Use the following general guidelines:
- The <assignment_character> either '=' or ':' or a multi-character sequence such as '->'.
- The <delimiter_character> either a white space character (space or tab) or a list delimiter, such as a comma or semi-colon.
- The <value_of_property> and sometimes <name_of_property> are encapsulated in quotation marks or other wrapping characters.

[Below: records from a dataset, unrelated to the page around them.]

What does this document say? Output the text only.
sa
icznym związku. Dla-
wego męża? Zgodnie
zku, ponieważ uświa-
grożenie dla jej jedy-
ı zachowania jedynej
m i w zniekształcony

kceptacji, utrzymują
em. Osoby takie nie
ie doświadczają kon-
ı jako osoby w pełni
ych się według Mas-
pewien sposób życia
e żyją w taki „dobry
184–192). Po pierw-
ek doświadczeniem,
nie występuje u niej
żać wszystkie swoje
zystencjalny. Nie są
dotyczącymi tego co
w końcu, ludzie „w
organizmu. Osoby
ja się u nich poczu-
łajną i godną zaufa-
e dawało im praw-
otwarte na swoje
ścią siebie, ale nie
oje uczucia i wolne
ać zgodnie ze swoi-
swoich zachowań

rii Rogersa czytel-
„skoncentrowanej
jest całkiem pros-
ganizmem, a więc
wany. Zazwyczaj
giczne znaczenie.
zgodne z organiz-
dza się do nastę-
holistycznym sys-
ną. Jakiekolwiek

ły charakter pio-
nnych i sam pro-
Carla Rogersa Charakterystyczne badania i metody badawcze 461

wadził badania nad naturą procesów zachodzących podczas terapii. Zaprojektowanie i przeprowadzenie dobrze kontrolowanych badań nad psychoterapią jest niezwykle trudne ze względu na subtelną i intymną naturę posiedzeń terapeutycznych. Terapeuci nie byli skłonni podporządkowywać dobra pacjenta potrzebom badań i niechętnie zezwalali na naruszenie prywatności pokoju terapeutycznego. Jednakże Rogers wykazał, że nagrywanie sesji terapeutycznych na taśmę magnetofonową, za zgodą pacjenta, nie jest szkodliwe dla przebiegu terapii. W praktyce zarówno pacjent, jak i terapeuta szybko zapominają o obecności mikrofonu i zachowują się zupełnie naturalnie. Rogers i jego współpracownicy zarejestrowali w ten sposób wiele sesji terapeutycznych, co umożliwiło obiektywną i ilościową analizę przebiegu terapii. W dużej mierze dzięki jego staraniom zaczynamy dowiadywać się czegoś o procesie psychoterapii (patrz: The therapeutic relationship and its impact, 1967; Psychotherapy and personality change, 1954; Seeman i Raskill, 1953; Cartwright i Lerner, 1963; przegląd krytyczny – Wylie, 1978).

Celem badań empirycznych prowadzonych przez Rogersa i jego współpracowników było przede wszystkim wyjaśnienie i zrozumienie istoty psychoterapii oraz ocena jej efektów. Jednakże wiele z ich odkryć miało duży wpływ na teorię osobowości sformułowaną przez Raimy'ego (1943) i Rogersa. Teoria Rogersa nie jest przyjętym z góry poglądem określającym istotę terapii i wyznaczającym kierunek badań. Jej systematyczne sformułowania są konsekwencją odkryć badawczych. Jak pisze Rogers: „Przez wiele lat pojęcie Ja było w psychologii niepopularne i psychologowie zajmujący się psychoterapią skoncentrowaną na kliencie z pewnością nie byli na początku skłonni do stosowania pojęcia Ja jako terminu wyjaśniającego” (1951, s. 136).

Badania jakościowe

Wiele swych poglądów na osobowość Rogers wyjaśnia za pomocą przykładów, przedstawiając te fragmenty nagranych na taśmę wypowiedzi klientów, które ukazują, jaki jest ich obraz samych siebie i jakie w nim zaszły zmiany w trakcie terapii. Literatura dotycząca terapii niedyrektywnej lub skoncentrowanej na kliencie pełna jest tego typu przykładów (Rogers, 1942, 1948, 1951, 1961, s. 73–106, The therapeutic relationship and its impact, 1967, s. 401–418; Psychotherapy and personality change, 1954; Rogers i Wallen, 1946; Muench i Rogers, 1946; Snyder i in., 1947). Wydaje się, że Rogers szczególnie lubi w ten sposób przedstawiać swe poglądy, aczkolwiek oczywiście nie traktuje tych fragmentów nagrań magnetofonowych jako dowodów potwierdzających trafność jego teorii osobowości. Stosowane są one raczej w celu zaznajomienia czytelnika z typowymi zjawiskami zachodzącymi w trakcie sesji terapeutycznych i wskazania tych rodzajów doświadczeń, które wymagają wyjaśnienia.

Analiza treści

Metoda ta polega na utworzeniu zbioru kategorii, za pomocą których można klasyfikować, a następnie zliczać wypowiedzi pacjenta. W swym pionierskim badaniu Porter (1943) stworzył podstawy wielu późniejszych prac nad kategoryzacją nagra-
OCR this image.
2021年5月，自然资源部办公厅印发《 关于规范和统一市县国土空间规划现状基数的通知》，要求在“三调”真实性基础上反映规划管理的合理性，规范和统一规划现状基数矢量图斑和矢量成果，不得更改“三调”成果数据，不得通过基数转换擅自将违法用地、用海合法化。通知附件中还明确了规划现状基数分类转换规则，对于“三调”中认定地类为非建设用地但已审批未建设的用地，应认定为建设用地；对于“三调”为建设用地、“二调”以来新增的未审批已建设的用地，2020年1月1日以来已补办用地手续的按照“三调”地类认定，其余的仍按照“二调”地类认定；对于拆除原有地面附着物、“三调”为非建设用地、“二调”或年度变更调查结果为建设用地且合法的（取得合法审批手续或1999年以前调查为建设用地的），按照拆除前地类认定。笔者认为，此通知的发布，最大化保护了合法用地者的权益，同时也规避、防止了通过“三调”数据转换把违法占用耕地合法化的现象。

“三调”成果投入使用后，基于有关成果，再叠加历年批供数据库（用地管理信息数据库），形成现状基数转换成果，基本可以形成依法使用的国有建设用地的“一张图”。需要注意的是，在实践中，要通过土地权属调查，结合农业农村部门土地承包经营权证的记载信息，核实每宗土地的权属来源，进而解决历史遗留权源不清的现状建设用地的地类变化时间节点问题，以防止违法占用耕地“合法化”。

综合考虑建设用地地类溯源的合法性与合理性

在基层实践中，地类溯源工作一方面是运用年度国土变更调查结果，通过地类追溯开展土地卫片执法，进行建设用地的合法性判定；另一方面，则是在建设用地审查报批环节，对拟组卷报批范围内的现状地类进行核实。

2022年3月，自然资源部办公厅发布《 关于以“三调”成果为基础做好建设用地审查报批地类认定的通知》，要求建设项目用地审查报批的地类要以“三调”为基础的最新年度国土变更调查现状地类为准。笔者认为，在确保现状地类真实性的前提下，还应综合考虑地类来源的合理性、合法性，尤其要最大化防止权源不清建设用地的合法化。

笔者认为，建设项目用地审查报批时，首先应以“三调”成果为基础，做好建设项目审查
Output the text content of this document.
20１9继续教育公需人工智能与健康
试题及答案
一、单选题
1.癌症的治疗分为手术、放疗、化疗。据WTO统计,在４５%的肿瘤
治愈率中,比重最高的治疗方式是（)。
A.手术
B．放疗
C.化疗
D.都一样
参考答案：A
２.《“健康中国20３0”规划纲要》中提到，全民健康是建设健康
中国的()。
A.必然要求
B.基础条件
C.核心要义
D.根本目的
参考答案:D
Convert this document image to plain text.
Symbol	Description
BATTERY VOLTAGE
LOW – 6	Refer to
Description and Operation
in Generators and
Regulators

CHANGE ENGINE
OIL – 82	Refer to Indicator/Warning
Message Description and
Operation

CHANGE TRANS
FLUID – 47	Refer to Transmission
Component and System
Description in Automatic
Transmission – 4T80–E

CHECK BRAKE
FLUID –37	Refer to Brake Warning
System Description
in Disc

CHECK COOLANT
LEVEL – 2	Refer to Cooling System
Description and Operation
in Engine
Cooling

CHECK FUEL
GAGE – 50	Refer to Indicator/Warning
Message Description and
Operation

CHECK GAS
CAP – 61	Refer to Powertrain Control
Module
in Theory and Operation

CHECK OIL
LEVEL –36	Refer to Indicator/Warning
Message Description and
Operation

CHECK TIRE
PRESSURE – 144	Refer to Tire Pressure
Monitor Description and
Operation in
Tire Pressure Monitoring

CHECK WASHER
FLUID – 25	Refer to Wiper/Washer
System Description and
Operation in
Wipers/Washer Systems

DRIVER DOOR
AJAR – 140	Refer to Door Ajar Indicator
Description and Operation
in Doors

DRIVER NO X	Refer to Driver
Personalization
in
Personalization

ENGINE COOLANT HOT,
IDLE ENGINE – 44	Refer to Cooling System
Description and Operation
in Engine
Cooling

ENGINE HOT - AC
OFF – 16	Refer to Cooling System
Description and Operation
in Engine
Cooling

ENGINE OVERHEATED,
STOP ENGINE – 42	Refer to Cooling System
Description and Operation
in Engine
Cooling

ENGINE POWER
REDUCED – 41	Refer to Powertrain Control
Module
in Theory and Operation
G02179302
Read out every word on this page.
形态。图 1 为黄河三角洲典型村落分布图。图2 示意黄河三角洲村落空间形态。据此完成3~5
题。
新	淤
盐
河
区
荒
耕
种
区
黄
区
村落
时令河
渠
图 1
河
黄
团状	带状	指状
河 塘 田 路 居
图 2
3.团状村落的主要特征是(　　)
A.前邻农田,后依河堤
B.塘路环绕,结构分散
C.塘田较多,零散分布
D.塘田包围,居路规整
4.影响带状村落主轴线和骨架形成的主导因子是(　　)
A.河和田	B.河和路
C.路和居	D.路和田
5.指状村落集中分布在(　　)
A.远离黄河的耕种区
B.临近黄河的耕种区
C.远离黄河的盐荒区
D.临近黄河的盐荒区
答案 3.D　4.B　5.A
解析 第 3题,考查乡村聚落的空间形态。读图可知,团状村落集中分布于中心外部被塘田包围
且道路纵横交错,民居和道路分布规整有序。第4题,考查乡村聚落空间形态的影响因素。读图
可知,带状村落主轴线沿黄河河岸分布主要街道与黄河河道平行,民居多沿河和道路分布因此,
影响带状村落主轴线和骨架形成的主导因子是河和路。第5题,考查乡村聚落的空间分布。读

For example, consider a simple login event that is generated by a device or an application. The
device might report on the account of a user who logged in, the time the login occurred, and the IP
address of the computer from which the user logged in. A name/value pair-style event might look like
this
snippet:
<13>Sep 09 22:40:40 192.0.2.12 action=login accountname=JohnDoe clientIP=192.0.2.24
timestamp=01/09/2016 22:40:39 UTC
Note: The
string "<13>Sep 09 22:40:40 192.0.2.12" is a syslog header. The string is not part
of the event body.
The following table shows how the properties of the well-structured log example above, can be captured:
Property | Regex |
---|---|
action | action=(.*?)\t |
accountname | accountname=(.*?)\t |
clientIP | clientIP=(.*?)\t |
timestamp | timestamp=(.*?)\t |
The patterns that are enclosed within the brackets denote the capture group. Each regex in the table captures everything after the equal sign (=) and before the next tab character.